Two-Way Media v. AT&T, SA-09-c-476 (W.D. Tx. 2013)
Interesting jury verdict for Two-Way Media where a jury found that that AT&T infringes a total of seven claims coming from two different patents owned by the plaintiff and awarded $27 million in damages. U.S. Patent Nos. 5,778,187 and 5,983,005. The jury found no literal infringement but only infringement under the doctrine of equivalents.

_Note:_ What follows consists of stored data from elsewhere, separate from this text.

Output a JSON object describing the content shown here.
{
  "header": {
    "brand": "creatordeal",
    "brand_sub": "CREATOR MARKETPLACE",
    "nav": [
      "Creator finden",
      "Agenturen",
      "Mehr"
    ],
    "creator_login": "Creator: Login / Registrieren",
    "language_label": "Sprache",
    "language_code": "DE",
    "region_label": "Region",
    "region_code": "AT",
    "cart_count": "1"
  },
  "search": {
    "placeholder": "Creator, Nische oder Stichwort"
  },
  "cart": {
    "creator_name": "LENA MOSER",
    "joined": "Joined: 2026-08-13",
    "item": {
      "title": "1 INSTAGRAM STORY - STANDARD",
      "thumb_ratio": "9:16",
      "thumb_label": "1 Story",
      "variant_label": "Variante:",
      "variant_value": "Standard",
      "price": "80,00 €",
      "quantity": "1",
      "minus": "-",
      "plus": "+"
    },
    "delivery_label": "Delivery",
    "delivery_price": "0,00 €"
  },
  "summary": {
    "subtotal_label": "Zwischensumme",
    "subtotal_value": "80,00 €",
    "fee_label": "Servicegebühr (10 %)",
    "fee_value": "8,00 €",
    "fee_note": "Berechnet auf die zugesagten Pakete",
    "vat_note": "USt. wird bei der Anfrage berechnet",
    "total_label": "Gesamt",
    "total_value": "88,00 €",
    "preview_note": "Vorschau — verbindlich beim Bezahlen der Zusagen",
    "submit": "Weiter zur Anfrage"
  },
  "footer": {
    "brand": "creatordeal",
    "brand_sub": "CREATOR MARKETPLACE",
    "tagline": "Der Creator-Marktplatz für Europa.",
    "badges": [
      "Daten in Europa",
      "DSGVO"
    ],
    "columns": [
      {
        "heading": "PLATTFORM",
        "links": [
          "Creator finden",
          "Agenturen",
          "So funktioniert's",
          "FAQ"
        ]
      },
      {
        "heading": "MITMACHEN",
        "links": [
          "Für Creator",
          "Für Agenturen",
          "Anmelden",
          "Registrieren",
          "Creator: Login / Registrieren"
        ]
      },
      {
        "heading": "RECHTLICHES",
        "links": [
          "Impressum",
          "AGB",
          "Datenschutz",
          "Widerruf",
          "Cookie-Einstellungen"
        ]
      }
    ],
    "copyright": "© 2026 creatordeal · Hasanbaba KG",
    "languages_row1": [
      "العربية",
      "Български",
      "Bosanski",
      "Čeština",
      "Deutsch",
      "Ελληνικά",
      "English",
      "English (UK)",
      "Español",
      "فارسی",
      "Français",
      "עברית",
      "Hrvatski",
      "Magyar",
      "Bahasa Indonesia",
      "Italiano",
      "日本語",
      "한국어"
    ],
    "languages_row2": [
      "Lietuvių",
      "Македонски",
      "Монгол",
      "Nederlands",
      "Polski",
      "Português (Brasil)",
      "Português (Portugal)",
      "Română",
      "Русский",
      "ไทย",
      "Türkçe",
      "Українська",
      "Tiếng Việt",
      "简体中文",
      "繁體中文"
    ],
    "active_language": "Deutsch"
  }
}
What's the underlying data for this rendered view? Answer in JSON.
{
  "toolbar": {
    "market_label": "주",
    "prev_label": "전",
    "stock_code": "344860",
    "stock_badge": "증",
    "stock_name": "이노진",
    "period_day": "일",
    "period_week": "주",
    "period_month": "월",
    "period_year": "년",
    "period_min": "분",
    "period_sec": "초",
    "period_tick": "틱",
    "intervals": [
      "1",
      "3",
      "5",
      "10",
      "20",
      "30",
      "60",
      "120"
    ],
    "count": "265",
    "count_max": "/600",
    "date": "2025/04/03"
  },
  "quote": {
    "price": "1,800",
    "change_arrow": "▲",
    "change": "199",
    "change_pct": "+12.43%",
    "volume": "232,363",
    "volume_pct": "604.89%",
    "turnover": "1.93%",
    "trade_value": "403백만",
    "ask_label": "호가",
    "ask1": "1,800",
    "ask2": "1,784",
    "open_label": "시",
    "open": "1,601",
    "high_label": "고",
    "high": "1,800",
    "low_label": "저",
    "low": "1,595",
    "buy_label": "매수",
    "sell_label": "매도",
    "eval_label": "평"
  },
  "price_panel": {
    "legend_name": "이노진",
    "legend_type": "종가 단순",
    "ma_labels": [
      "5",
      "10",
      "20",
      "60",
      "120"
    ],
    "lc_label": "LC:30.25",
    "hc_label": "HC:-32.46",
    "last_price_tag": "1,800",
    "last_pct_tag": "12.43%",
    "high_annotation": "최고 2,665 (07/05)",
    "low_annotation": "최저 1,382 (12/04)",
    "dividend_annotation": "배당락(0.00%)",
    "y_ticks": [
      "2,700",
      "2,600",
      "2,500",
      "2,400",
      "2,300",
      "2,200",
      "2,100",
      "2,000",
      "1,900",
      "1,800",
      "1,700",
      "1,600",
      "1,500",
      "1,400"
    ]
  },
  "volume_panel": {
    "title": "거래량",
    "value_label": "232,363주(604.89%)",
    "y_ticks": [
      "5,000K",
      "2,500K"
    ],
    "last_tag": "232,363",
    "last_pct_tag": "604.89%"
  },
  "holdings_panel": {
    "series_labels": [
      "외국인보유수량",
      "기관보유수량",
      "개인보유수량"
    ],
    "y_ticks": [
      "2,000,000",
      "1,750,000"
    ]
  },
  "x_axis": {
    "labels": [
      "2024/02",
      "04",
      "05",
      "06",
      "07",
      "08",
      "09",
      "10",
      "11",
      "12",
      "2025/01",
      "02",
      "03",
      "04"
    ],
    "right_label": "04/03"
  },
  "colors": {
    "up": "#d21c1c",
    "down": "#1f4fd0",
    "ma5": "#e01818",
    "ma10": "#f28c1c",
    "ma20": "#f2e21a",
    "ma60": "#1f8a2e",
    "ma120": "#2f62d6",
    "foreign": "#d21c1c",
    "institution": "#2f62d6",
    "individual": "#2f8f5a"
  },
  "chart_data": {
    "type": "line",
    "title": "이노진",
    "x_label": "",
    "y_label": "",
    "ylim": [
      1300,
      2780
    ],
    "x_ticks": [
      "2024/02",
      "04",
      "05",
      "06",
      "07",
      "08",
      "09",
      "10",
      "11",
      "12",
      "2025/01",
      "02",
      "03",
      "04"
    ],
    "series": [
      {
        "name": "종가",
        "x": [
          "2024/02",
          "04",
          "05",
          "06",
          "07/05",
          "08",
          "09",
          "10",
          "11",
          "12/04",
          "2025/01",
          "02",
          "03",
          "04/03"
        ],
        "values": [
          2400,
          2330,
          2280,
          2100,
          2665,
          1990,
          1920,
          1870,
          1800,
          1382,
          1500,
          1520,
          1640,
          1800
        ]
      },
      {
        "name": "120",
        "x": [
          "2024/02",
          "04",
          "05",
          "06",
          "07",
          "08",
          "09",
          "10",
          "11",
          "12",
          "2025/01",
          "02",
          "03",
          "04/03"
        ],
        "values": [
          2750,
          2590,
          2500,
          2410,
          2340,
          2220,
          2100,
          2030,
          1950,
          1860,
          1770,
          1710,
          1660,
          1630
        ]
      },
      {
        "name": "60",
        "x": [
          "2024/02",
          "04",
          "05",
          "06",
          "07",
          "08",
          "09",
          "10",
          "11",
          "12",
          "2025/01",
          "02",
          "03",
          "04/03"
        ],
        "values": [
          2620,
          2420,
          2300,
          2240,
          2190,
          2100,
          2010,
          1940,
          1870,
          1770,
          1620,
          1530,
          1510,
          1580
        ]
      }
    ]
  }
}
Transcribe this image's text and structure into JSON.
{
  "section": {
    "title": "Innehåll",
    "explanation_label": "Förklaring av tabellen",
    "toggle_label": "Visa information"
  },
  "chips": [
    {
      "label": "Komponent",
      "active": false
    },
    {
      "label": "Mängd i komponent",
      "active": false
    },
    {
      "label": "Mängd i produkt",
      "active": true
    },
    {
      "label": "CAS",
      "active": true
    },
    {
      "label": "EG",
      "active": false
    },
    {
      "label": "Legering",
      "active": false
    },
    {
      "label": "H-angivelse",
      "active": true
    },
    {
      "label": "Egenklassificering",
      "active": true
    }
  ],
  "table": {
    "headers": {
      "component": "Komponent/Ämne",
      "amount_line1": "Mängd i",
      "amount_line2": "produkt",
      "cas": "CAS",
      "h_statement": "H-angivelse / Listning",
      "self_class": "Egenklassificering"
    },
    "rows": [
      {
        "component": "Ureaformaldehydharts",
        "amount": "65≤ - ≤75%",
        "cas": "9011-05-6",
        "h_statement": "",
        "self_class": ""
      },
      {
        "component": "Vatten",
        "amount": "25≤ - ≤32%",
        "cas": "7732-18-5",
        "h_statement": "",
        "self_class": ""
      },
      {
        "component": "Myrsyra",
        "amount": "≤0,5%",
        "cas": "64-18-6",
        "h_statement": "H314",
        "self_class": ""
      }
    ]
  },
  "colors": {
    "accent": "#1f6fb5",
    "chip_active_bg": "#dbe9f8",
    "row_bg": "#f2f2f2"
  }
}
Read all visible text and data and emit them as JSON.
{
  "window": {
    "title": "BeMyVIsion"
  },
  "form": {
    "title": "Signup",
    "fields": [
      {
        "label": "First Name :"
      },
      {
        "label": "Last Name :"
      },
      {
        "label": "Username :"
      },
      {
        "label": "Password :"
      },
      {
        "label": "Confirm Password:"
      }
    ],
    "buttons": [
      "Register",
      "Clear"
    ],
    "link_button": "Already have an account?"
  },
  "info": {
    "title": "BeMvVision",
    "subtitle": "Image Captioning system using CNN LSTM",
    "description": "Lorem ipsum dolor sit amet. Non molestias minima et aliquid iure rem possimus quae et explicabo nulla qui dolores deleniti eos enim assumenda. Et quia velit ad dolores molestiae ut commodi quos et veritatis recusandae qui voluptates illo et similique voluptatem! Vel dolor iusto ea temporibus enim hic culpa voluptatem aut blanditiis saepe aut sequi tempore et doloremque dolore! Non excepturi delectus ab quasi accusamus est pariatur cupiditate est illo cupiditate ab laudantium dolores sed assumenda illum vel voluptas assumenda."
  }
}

The patents are part of a family of patents claiming a method of multicast-streaming. Infringed claim 1 is broadly written and listed below:
1. A method for transmitting message packets over a communications network comprising the steps of:
converting a plurality of streams of audio and/or visual information into a plurality of streams of addressed digital packets complying with the specifications of a network communication protocol,
for each stream, routing such stream to one or more users,
controlling the routing of the stream of packets in response to selection signals received from the users, and
monitoring the reception of packets by the users and accumulating records that indicate which streams of packets were received by which users, wherein at least one stream of packets comprises an audio and/or visual selection and the records that are accumulated indicate the time that a user starts receiving the audio and/or visual selection and the time that the user stops receiving the audio and/or visual selection.
The patent itself was subject to a third-party requested reexamination and the USPTO confirmed that all claims were patentable without amendment.
The patents themselves were originally owned by Netcast Communications. That company was founded by Jim Butterworth with the help of Antonio Monteiro. The pair received a number of patents covering various aspects of streaming technology. When Netcast closed operations, Butterworth founded Two-Way Media as the new patent holder and still runs the company. As streaming technology moved forward, these patents have become more valuable and the company has sued several others for infringement, including Akamai, Limelight, and AOL. Those cases all settled.
Among the motions in limine granted before trial, Judge Garcia ordered AT&T’s attorneys to (1) not mention the contingency fee arrangement between Two-Way and its attorneys at Susman Godfrey and (2) not use any language that would denigrate the patent system.
I suspect that we’ll have an appeal in this case that will focus on the doctrine of equivalents.